Python testing whether a string is one of a certain set of values

I'm learning python on codecademy and my current task is this:

Write a function, shut_down, that takes one parameter (you can use anything you like; in this case, we'd use s for string). The shut_down function should return "Shutting down..." when it gets "Yes", "yes", or "YES" as an argument, and "Shutdown aborted!" when it gets "No", "no", or "NO".

If it gets anything other than those inputs, the function should return "Sorry, I didn't understand you."

Seemed easy to me but somehow I still can't do it.

My code I made to test the function:

def shut_down(s):
    if s == "Yes" or s == "yes" or s == "YES":
        return "Shutting down..."
    elif s == "No" or "no" or "NO":
        return "Shutdown aborted!"
    else:
        return "Sorry, I didn't understand you."

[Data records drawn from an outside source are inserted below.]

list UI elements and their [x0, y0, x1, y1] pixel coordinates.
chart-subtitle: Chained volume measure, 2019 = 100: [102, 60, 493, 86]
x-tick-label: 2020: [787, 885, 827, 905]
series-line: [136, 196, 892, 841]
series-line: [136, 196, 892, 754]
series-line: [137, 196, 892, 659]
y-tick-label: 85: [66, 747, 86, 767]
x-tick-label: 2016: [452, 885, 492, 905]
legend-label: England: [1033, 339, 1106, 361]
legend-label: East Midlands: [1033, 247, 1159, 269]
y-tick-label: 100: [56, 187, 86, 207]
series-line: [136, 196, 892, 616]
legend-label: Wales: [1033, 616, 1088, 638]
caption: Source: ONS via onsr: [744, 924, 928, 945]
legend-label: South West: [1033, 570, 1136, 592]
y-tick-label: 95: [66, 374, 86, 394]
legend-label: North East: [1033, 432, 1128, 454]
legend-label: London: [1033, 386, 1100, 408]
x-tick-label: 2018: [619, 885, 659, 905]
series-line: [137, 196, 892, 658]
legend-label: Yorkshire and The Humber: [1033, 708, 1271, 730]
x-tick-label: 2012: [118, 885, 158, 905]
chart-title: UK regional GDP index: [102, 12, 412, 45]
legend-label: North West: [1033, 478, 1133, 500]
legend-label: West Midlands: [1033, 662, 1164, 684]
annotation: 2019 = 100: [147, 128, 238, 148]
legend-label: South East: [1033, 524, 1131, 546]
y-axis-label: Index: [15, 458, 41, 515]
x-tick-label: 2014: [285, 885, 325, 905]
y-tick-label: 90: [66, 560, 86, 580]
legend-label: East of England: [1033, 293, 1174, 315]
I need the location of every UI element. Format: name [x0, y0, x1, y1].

i = input("Do you want to shutdown?")
print(i) #was to test the input
print(shut_down(i)) #never returns "Sorry, I didn't understand you"

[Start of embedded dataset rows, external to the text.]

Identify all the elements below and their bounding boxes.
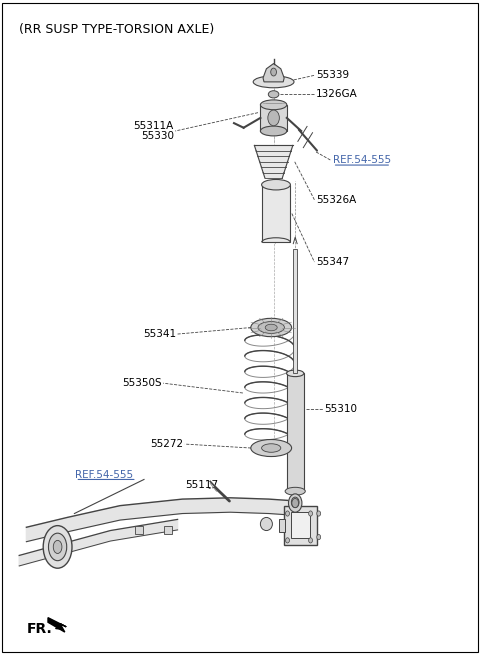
Bar [164, 526, 172, 534]
Text: 55339: 55339 [316, 70, 349, 81]
Circle shape [317, 534, 321, 540]
Ellipse shape [261, 517, 273, 531]
Text: 55341: 55341 [143, 329, 176, 339]
Polygon shape [263, 64, 284, 82]
Circle shape [271, 68, 276, 76]
Text: FR.: FR. [26, 622, 52, 636]
Circle shape [286, 511, 289, 516]
Polygon shape [262, 167, 286, 173]
Ellipse shape [287, 370, 304, 377]
Ellipse shape [258, 322, 284, 333]
Bar [284, 506, 317, 545]
Text: REF.54-555: REF.54-555 [333, 155, 391, 166]
Circle shape [317, 511, 321, 516]
Bar [279, 519, 285, 532]
Circle shape [286, 538, 289, 543]
Polygon shape [260, 162, 288, 167]
FancyArrowPatch shape [53, 624, 61, 629]
Text: 55272: 55272 [150, 439, 183, 449]
Text: 55330: 55330 [141, 130, 174, 141]
Circle shape [309, 511, 312, 516]
Ellipse shape [253, 76, 294, 88]
Circle shape [292, 498, 299, 508]
Bar [260, 105, 287, 131]
Circle shape [268, 110, 279, 126]
Ellipse shape [268, 91, 279, 98]
Ellipse shape [265, 324, 277, 331]
Polygon shape [26, 498, 288, 542]
Ellipse shape [260, 126, 287, 136]
Text: 55350S: 55350S [122, 378, 162, 388]
Ellipse shape [251, 440, 291, 457]
Ellipse shape [260, 100, 287, 110]
Polygon shape [48, 618, 66, 632]
Polygon shape [254, 145, 293, 151]
Text: REF.54-555: REF.54-555 [75, 470, 133, 480]
Polygon shape [263, 173, 284, 178]
Circle shape [291, 497, 299, 508]
Text: 55310: 55310 [324, 404, 357, 415]
Ellipse shape [262, 179, 290, 190]
Ellipse shape [53, 540, 62, 553]
Bar [293, 249, 297, 373]
Bar [287, 373, 304, 491]
Ellipse shape [48, 533, 67, 561]
Polygon shape [19, 519, 178, 566]
Polygon shape [258, 157, 289, 162]
Ellipse shape [262, 444, 281, 452]
Ellipse shape [251, 318, 291, 337]
Text: 55311A: 55311A [133, 121, 174, 131]
Bar [262, 185, 290, 242]
Bar [135, 526, 143, 534]
Text: 1326GA: 1326GA [316, 89, 358, 100]
Text: 55347: 55347 [316, 257, 349, 267]
Polygon shape [256, 151, 291, 157]
Text: 55117: 55117 [185, 480, 218, 491]
Ellipse shape [43, 525, 72, 569]
Text: (RR SUSP TYPE-TORSION AXLE): (RR SUSP TYPE-TORSION AXLE) [19, 23, 215, 36]
Circle shape [288, 494, 302, 512]
Text: 55326A: 55326A [316, 195, 356, 205]
Ellipse shape [285, 487, 305, 495]
Bar [291, 512, 310, 538]
Circle shape [309, 538, 312, 543]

It works fine for the no's and yes', but somehow if I put a space before any yes or even if I just type in "a" it prints "Shutdown aborted!" although it should print "Sorry, I didn't understand you".

What am I doing wrong?

Solution 1:

You forgot to write s == "no" in your first elif:

def shut_down(s):
    if s == "Yes" or s == "yes" or s == "YES":
        return "Shutting down..."
    elif s == "No" or "no" or "NO":             # you forgot the s== in this line
        return "Shutdown aborted!" 
    else:
        return "Sorry, I didn't understand you."

Do this:

def shut_down(s):
    if s == "Yes" or s == "yes" or s == "YES":
        return "Shutting down..."
    elif s == "No" or s == "no" or s == "NO":       # fixed it 
        return "Shutdown aborted!"
    else:
        return "Sorry, I didn't understand you."

This is because:

elif s == "No" or "no" or "NO":  #<---this
elif s == "No" or True or True:  #<---is the same as this

Since this is the accepted answer I'll elaborate to include standard practices: The convention for comparing strings regardless of capitalization (equalsIgnoreCase) is to use .lower() like this

elif s.lower() == "no":

Solution 2:

Instead of checking for different combinations of capitalization you could uses the lower function to return a copy of s in lowercase and compare against that.

def shut_down(s):
    if s.lower() == "yes":
        return "Shutting down..."
    elif s.lower() == "no":       
        return "Shutdown aborted!"
    else:
        return "Sorry, I didn't understand you."

This is much cleaner and easier to debug. Alternatively you could use upper also and compare against "YES" and "NO".

If this doesn't help because of matching cases like nO then I'd go with the in statement:

def shut_down(s):
    if s in ("yes","Yes","YES"):
        return "Shutting down..."
    elif s in ("no","No","NO"):       
        return "Shutdown aborted!"
    else:
        return "Sorry, I didn't understand you."

Solution 3:

Python evaluates non empty strings to be True, so your elif condition is always evaluated to True.

>>> bool('No')
True

>>> bool('NO')
True

Doing a boolean or with a True value would always return True, so it never reaches the else condition and gets stuck on the elif one.

You need to test the conditions using.

elif choice == 'no' or choice == 'NO' or choice == 'No':

EDIT - As glglgl pointed out in the comment, == binds harder than or, so your condition gets evaluated as (s == 'No') or 'no' or 'NO' and not s == ('No' or 'no' or 'NO'), in which case you would have gotten to the else part even for a user input of 'NO'.